De acordo com a apresentadora, a menina estava com o rosto virado para ela. "Peguei a esteira e até poderia ter feito alguma brincadeirinha com a criança, coisas que, às vezes, a gente faz, mas não fiz nada. Eu estava apenas na ansiedade de chegar no andar da exposição, até porque já estava em cima do horário do meu ingresso. E, de repente, a menina olhou para a minha cara e começou a falar assim: 'você é feia, você é feia, você é feia'. Ela falou isso três vezes. De primeira, pensei em como reagir àquilo e, por alguns segundos, pensei: 'talvez fosse bom fazer uma careta para ela'. E aí tive uma reação mais adulta, talvez, que foi a de fechar a cara para ela. Fiz uma cara muito séria, que era para ela saber que não deveria fazer aquilo, e a reação dela foi baixar um pouco o volume e parar", detalhou.
Luana ainda disse que pensou se o pai da criança não estava ouvindo, já que ela estava bem perto do ouvido dele. "Depois, percebi que a mãe estava na frente, tinha mais uma criança com eles... Sei que essa situação que estou contando aqui, muita gente vai dizer que não é racismo.
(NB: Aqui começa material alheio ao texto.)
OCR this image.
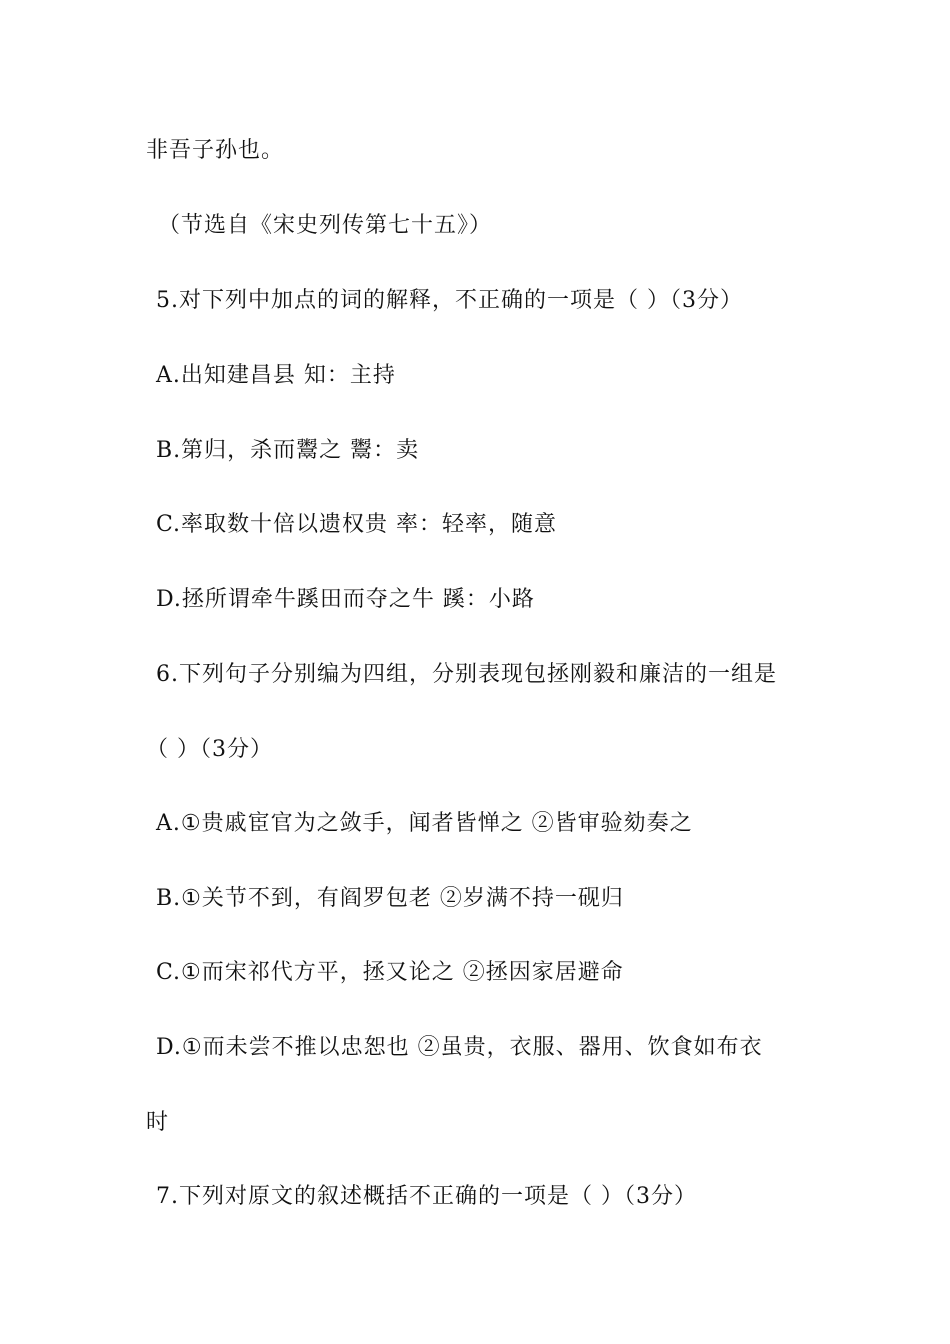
非吾子孙也。
（节选自《宋史列传第七十五》）
5.对下列中加点的词的解释，不正确的一项是（ ）（3分）
A.出知建昌县 知：主持
B.第归，杀而鬻之 鬻：卖
C.率取数十倍以遗权贵 率：轻率，随意
D.拯所谓牵牛蹊田而夺之牛 蹊：小路
6.下列句子分别编为四组，分别表现包拯刚毅和廉洁的一组是
（ ）（3分）
A.①贵戚宦官为之敛手，闻者皆惮之 ②皆审验劾奏之
B.①关节不到，有阎罗包老 ②岁满不持一砚归
C.①而宋祁代方平，拯又论之 ②拯因家居避命
D.①而未尝不推以忠恕也 ②虽贵，衣服、器用、饮食如布衣
时
7.下列对原文的叙述概括不正确的一项是（ ）（3分）
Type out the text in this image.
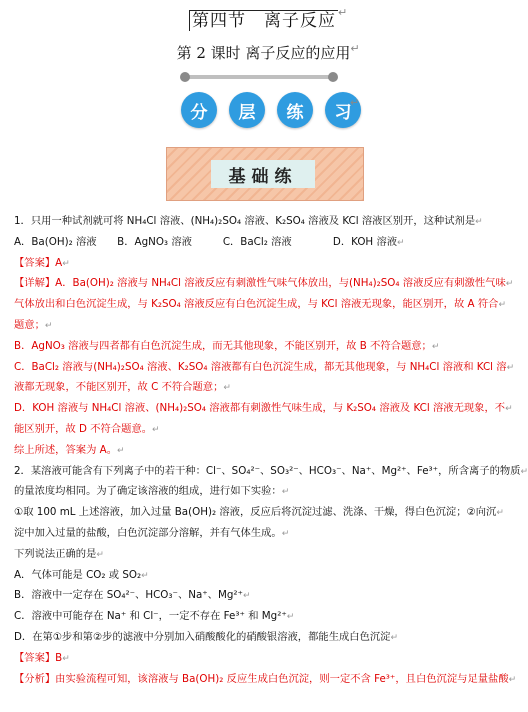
第四节　离子反应 ↵
第 2 课时 离子反应的应用 ↵
分	层	练	习
↵
基础练
1．只用一种试剂就可将 NH₄Cl 溶液、(NH₄)₂SO₄ 溶液、K₂SO₄ 溶液及 KCl 溶液区别开，这种试剂是↵
A．Ba(OH)₂ 溶液　　B．AgNO₃ 溶液　　　C．BaCl₂ 溶液　　　　D．KOH 溶液↵
【答案】A↵
【详解】A．Ba(OH)₂ 溶液与 NH₄Cl 溶液反应有刺激性气味气体放出，与(NH₄)₂SO₄ 溶液反应有刺激性气味↵
气体放出和白色沉淀生成，与 K₂SO₄ 溶液反应有白色沉淀生成，与 KCl 溶液无现象，能区别开，故 A 符合↵
题意；↵
B．AgNO₃ 溶液与四者都有白色沉淀生成，而无其他现象，不能区别开，故 B 不符合题意；↵
C．BaCl₂ 溶液与(NH₄)₂SO₄ 溶液、K₂SO₄ 溶液都有白色沉淀生成，都无其他现象，与 NH₄Cl 溶液和 KCl 溶↵
液都无现象，不能区别开，故 C 不符合题意；↵
D．KOH 溶液与 NH₄Cl 溶液、(NH₄)₂SO₄ 溶液都有刺激性气味生成，与 K₂SO₄ 溶液及 KCl 溶液无现象，不↵
能区别开，故 D 不符合题意。↵
综上所述，答案为 A。↵
2．某溶液可能含有下列离子中的若干种：Cl⁻、SO₄²⁻、SO₃²⁻、HCO₃⁻、Na⁺、Mg²⁺、Fe³⁺，所含离子的物质↵
的量浓度均相同。为了确定该溶液的组成，进行如下实验：↵
①取 100 mL 上述溶液，加入过量 Ba(OH)₂ 溶液，反应后将沉淀过滤、洗涤、干燥，得白色沉淀；②向沉↵
淀中加入过量的盐酸，白色沉淀部分溶解，并有气体生成。↵
下列说法正确的是↵
A．气体可能是 CO₂ 或 SO₂↵
B．溶液中一定存在 SO₄²⁻、HCO₃⁻、Na⁺、Mg²⁺↵
C．溶液中可能存在 Na⁺ 和 Cl⁻，一定不存在 Fe³⁺ 和 Mg²⁺↵
D．在第①步和第②步的滤液中分别加入硝酸酸化的硝酸银溶液，都能生成白色沉淀↵
【答案】B↵
【分析】由实验流程可知，该溶液与 Ba(OH)₂ 反应生成白色沉淀，则一定不含 Fe³⁺，且白色沉淀与足量盐酸↵
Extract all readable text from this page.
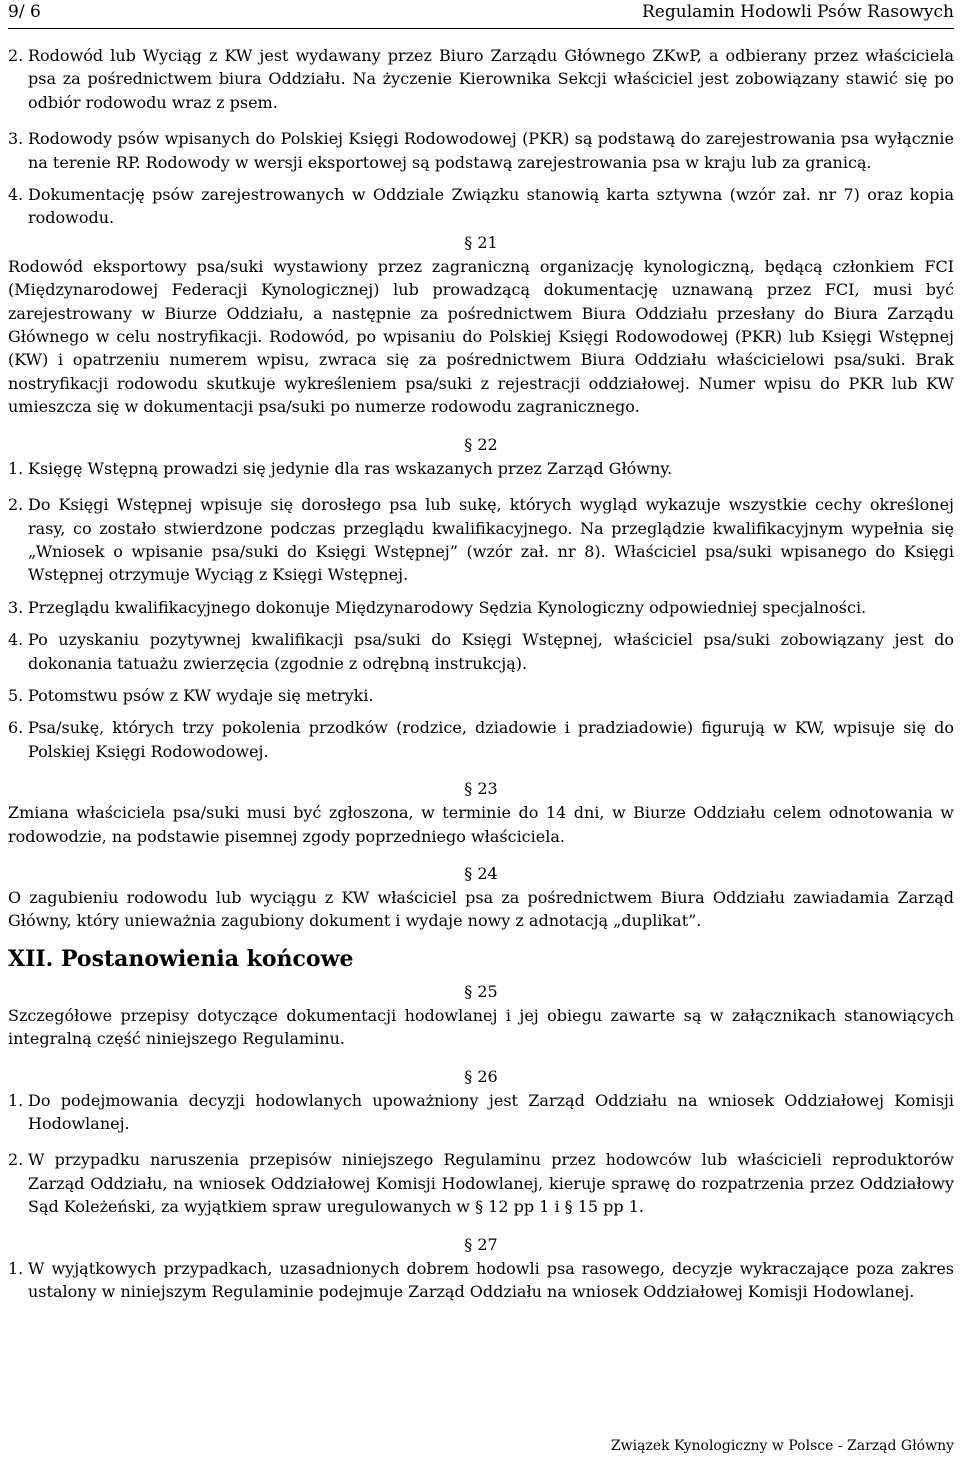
9/ 6	Regulamin Hodowli Psów Rasowych
2. Rodowód lub Wyciąg z KW jest wydawany przez Biuro Zarządu Głównego ZKwP, a odbierany przez właściciela psa za pośrednictwem biura Oddziału. Na życzenie Kierownika Sekcji właściciel jest zobowiązany stawić się po odbiór rodowodu wraz z psem.
3. Rodowody psów wpisanych do Polskiej Księgi Rodowodowej (PKR) są podstawą do zarejestrowania psa wyłącznie na terenie RP. Rodowody w wersji eksportowej są podstawą zarejestrowania psa w kraju lub za granicą.
4. Dokumentację psów zarejestrowanych w Oddziale Związku stanowią karta sztywna (wzór zał. nr 7) oraz kopia rodowodu.
§ 21
Rodowód eksportowy psa/suki wystawiony przez zagraniczną organizację kynologiczną, będącą członkiem FCI (Międzynarodowej Federacji Kynologicznej) lub prowadzącą dokumentację uznawaną przez FCI, musi być zarejestrowany w Biurze Oddziału, a następnie za pośrednictwem Biura Oddziału przesłany do Biura Zarządu Głównego w celu nostryfikacji. Rodowód, po wpisaniu do Polskiej Księgi Rodowodowej (PKR) lub Księgi Wstępnej (KW) i opatrzeniu numerem wpisu, zwraca się za pośrednictwem Biura Oddziału właścicielowi psa/suki. Brak nostryfikacji rodowodu skutkuje wykreśleniem psa/suki z rejestracji oddziałowej. Numer wpisu do PKR lub KW umieszcza się w dokumentacji psa/suki po numerze rodowodu zagranicznego.
§ 22
1. Księgę Wstępną prowadzi się jedynie dla ras wskazanych przez Zarząd Główny.
2. Do Księgi Wstępnej wpisuje się dorosłego psa lub sukę, których wygląd wykazuje wszystkie cechy określonej rasy, co zostało stwierdzone podczas przeglądu kwalifikacyjnego. Na przeglądzie kwalifikacyjnym wypełnia się „Wniosek o wpisanie psa/suki do Księgi Wstępnej” (wzór zał. nr 8). Właściciel psa/suki wpisanego do Księgi Wstępnej otrzymuje Wyciąg z Księgi Wstępnej.
3. Przeglądu kwalifikacyjnego dokonuje Międzynarodowy Sędzia Kynologiczny odpowiedniej specjalności.
4. Po uzyskaniu pozytywnej kwalifikacji psa/suki do Księgi Wstępnej, właściciel psa/suki zobowiązany jest do dokonania tatuażu zwierzęcia (zgodnie z odrębną instrukcją).
5. Potomstwu psów z KW wydaje się metryki.
6. Psa/sukę, których trzy pokolenia przodków (rodzice, dziadowie i pradziadowie) figurują w KW, wpisuje się do Polskiej Księgi Rodowodowej.
§ 23
Zmiana właściciela psa/suki musi być zgłoszona, w terminie do 14 dni, w Biurze Oddziału celem odnotowania w rodowodzie, na podstawie pisemnej zgody poprzedniego właściciela.
§ 24
O zagubieniu rodowodu lub wyciągu z KW właściciel psa za pośrednictwem Biura Oddziału zawiadamia Zarząd Główny, który unieważnia zagubiony dokument i wydaje nowy z adnotacją „duplikat”.
XII. Postanowienia końcowe
§ 25
Szczegółowe przepisy dotyczące dokumentacji hodowlanej i jej obiegu zawarte są w załącznikach stanowiących integralną część niniejszego Regulaminu.
§ 26
1. Do podejmowania decyzji hodowlanych upoważniony jest Zarząd Oddziału na wniosek Oddziałowej Komisji Hodowlanej.
2. W przypadku naruszenia przepisów niniejszego Regulaminu przez hodowców lub właścicieli reproduktorów Zarząd Oddziału, na wniosek Oddziałowej Komisji Hodowlanej, kieruje sprawę do rozpatrzenia przez Oddziałowy Sąd Koleżeński, za wyjątkiem spraw uregulowanych w § 12 pp 1 i § 15 pp 1.
§ 27
1. W wyjątkowych przypadkach, uzasadnionych dobrem hodowli psa rasowego, decyzje wykraczające poza zakres ustalony w niniejszym Regulaminie podejmuje Zarząd Oddziału na wniosek Oddziałowej Komisji Hodowlanej.
Związek Kynologiczny w Polsce - Zarząd Główny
E aí o que preciso situar vocês é que pessoas pretas passam por situação de racismo o tempo inteiro, então, a gente começa a diferenciar e a saber o que é racismo e o que não é", argumentou.
"E fora isso, acho que é muito importante que as pessoas entendam que situações de violência -- independentemente de qual seja o tipo de violência ou de quem parta essa violência, nesse caso estou falando de uma criança, mas não deixa de ser uma violência porque foi feita por uma criança... Situações de violência passadas por pessoas pretas precisam ser primeiramente questionadas se não estão ligadas à questão racial. Porque a gente tem que fazer esse recorte. Porque é uma realidade, isso acontece o tempo inteiro", afirmou.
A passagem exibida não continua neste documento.